8.1.1.1.4 - Example: Seatbelt Usage

In the year 2001 Youth Risk Behavior survey done by the U.S. Centers for Disease Control, 747 out of 1168 female 12th graders said they always use a seatbelt when driving. Let’s construct a 95% confidence interval for the proportion of 12th grade females in the population who always use a seatbelt when driving.

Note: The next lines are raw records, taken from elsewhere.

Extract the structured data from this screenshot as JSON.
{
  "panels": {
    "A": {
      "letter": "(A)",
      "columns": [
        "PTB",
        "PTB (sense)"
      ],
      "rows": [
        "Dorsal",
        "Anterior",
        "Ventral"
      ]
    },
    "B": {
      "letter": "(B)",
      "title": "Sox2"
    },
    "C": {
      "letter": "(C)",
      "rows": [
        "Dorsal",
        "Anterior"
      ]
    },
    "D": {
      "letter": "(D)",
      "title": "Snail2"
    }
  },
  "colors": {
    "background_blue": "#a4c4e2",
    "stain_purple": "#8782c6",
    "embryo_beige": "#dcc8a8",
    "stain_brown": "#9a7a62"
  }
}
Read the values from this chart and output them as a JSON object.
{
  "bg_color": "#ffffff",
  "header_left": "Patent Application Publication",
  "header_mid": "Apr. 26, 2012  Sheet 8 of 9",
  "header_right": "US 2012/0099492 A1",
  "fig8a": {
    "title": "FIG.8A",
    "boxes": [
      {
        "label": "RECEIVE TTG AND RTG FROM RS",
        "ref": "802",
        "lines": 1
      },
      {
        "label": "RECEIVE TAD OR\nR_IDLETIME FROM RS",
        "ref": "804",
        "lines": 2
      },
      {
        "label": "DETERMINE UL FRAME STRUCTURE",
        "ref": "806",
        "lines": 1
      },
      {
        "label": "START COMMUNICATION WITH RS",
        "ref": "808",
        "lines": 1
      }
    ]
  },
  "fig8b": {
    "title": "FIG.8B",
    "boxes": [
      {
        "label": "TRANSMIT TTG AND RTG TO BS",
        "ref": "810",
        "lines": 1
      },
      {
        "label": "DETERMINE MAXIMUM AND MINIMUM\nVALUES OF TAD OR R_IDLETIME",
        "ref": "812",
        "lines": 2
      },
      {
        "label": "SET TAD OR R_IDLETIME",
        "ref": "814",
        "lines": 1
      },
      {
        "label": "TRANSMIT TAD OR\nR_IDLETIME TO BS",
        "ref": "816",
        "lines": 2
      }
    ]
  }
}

\(\widehat{p}=\frac{747}{1168}=.0640\)

First we need to check our assumptions that both \(np \geq 10\) and \(n(1-p) \geq 10\)

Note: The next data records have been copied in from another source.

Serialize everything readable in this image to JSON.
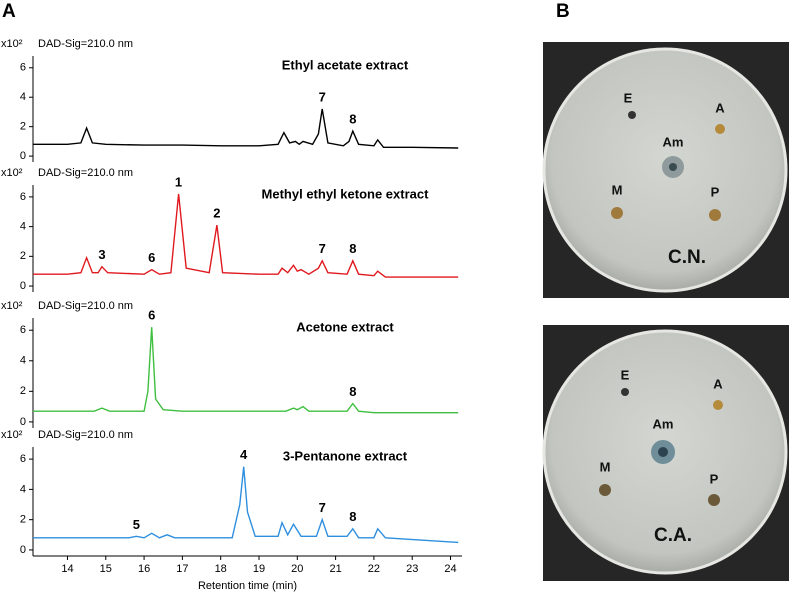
{
  "panel_labels": [
    "A",
    "B"
  ],
  "chart_data": [
    {
      "type": "line",
      "title": "Ethyl acetate extract",
      "y_unit_label": "x10²",
      "signal": "DAD-Sig=210.0 nm",
      "color": "#000000",
      "x": [
        13.1,
        14.0,
        14.35,
        14.5,
        14.65,
        15.0,
        16.0,
        17.0,
        18.0,
        19.0,
        19.5,
        19.65,
        19.8,
        19.95,
        20.05,
        20.15,
        20.4,
        20.55,
        20.65,
        20.8,
        21.2,
        21.35,
        21.45,
        21.6,
        22.0,
        22.1,
        22.25,
        23.0,
        24.2
      ],
      "values": [
        0.8,
        0.8,
        0.9,
        1.9,
        0.9,
        0.8,
        0.75,
        0.75,
        0.7,
        0.7,
        0.8,
        1.6,
        0.9,
        1.0,
        0.8,
        1.0,
        0.8,
        1.5,
        3.2,
        0.9,
        0.7,
        1.0,
        1.7,
        0.8,
        0.7,
        1.1,
        0.6,
        0.6,
        0.55
      ],
      "xlim": [
        13.1,
        24.3
      ],
      "ylim": [
        -0.4,
        6.8
      ],
      "yticks": [
        0,
        2,
        4,
        6
      ],
      "annotations": [
        {
          "text": "7",
          "x": 20.65,
          "y": 3.2
        },
        {
          "text": "8",
          "x": 21.45,
          "y": 1.7
        }
      ]
    },
    {
      "type": "line",
      "title": "Methyl ethyl ketone extract",
      "y_unit_label": "x10²",
      "signal": "DAD-Sig=210.0 nm",
      "color": "#e0191f",
      "x": [
        13.1,
        14.0,
        14.35,
        14.5,
        14.65,
        14.8,
        14.9,
        15.05,
        16.0,
        16.2,
        16.4,
        16.7,
        16.9,
        17.1,
        17.7,
        17.9,
        18.05,
        19.0,
        19.5,
        19.6,
        19.75,
        19.9,
        20.0,
        20.1,
        20.3,
        20.55,
        20.65,
        20.8,
        21.3,
        21.45,
        21.6,
        22.0,
        22.1,
        22.3,
        24.2
      ],
      "values": [
        0.8,
        0.8,
        0.9,
        1.9,
        0.9,
        0.9,
        1.3,
        0.9,
        0.8,
        1.1,
        0.8,
        0.9,
        6.2,
        1.2,
        0.9,
        4.1,
        0.9,
        0.8,
        0.8,
        1.2,
        0.9,
        1.4,
        1.0,
        1.1,
        0.8,
        1.2,
        1.7,
        0.9,
        0.8,
        1.7,
        0.8,
        0.7,
        1.0,
        0.6,
        0.6
      ],
      "xlim": [
        13.1,
        24.3
      ],
      "ylim": [
        -0.4,
        6.8
      ],
      "yticks": [
        0,
        2,
        4,
        6
      ],
      "annotations": [
        {
          "text": "3",
          "x": 14.9,
          "y": 1.3
        },
        {
          "text": "6",
          "x": 16.2,
          "y": 1.1
        },
        {
          "text": "1",
          "x": 16.9,
          "y": 6.2
        },
        {
          "text": "2",
          "x": 17.9,
          "y": 4.1
        },
        {
          "text": "7",
          "x": 20.65,
          "y": 1.7
        },
        {
          "text": "8",
          "x": 21.45,
          "y": 1.7
        }
      ]
    },
    {
      "type": "line",
      "title": "Acetone extract",
      "y_unit_label": "x10²",
      "signal": "DAD-Sig=210.0 nm",
      "color": "#3fbf3f",
      "x": [
        13.1,
        14.7,
        14.9,
        15.1,
        16.0,
        16.1,
        16.2,
        16.3,
        16.5,
        17.0,
        19.7,
        19.9,
        20.0,
        20.15,
        20.3,
        21.3,
        21.45,
        21.6,
        22.0,
        24.2
      ],
      "values": [
        0.7,
        0.7,
        0.9,
        0.7,
        0.7,
        2.0,
        6.2,
        1.5,
        0.8,
        0.7,
        0.7,
        0.9,
        0.8,
        1.0,
        0.7,
        0.7,
        1.2,
        0.7,
        0.6,
        0.6
      ],
      "xlim": [
        13.1,
        24.3
      ],
      "ylim": [
        -0.4,
        6.8
      ],
      "yticks": [
        0,
        2,
        4,
        6
      ],
      "annotations": [
        {
          "text": "6",
          "x": 16.2,
          "y": 6.2
        },
        {
          "text": "8",
          "x": 21.45,
          "y": 1.2
        }
      ]
    },
    {
      "type": "line",
      "title": "3-Pentanone extract",
      "y_unit_label": "x10²",
      "signal": "DAD-Sig=210.0 nm",
      "color": "#2f8fdf",
      "x": [
        13.1,
        15.6,
        15.8,
        16.0,
        16.2,
        16.4,
        16.6,
        16.8,
        18.3,
        18.5,
        18.6,
        18.7,
        18.9,
        19.5,
        19.6,
        19.75,
        19.9,
        20.1,
        20.5,
        20.65,
        20.8,
        21.3,
        21.45,
        21.6,
        22.0,
        22.1,
        22.3,
        24.2
      ],
      "values": [
        0.8,
        0.8,
        0.9,
        0.8,
        1.1,
        0.8,
        1.0,
        0.8,
        0.8,
        3.0,
        5.5,
        2.5,
        0.9,
        0.9,
        1.8,
        1.0,
        1.7,
        0.9,
        0.9,
        2.0,
        0.9,
        0.9,
        1.4,
        0.8,
        0.8,
        1.4,
        0.8,
        0.5
      ],
      "xlim": [
        13.1,
        24.3
      ],
      "ylim": [
        -0.4,
        6.8
      ],
      "yticks": [
        0,
        2,
        4,
        6
      ],
      "xticks": [
        14,
        15,
        16,
        17,
        18,
        19,
        20,
        21,
        22,
        23,
        24
      ],
      "x_label": "Retention time (min)",
      "annotations": [
        {
          "text": "5",
          "x": 15.8,
          "y": 0.9
        },
        {
          "text": "4",
          "x": 18.6,
          "y": 5.5
        },
        {
          "text": "7",
          "x": 20.65,
          "y": 2.0
        },
        {
          "text": "8",
          "x": 21.45,
          "y": 1.4
        }
      ]
    }
  ],
  "photos": [
    {
      "caption": "C.N.",
      "wells": [
        "E",
        "A",
        "Am",
        "M",
        "P"
      ]
    },
    {
      "caption": "C.A.",
      "wells": [
        "E",
        "A",
        "Am",
        "M",
        "P"
      ]
    }
  ]
}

\(np=1168 \times 0.640 = 747\) and \(n(1-p)=1168 \times (1-0.640)=421\) Both are greater than 10 so this assumption has been met and we can use the standard normal approximation with this data.

Now we can compute the standard error.

\(SE=\sqrt{\frac{\hat{p} (1-\hat{p})}{n}}=\sqrt{\frac{0.640 (1-0.640)}{1168}}=0.014\)

The \(z^*\) multiplier for a 95% confidence interval is 1.960

Our 95% confidence for interval for \(\widehat{p}\) is \(0.640\pm 1.960(0.014)=0.640\pm0.028=[0.612, \;0.668]\)

We are 95% confident that between 61.2% and 66.8% of all 12th grade females say that they always use a seatbelt when driving.

What if we wanted a 99% confidence interval?

Let’s think about how our interval will change. The 99% confidence interval will be wider than the 95% confidence interval. In order to increase are level of confidence, we will need to expand the interval.

In terms of computing the 99% confidence interval, we will use the same point estimate \(\widehat{p}\) and the same standard error. The multiplier will change though. From the plot below, we see that the \(z^*\) multiplier for a 99% confidence interval is 2.576. The standard error is still 0.14, it has not changed because neither \(n\) nor \(\hat{p}\) have changed.

Standard normal distribution showing the z multipliers for a 99% confidence interval

\(99\%\;C.I.:\;0.640\pm 2.576 (0.014)=0.0640\pm 0.036=[0.604, \; 0.676]\)

We are 99% confidence that between 60.4% and 67.6% of all 12th grade females say that they always use a seatbelt when driving.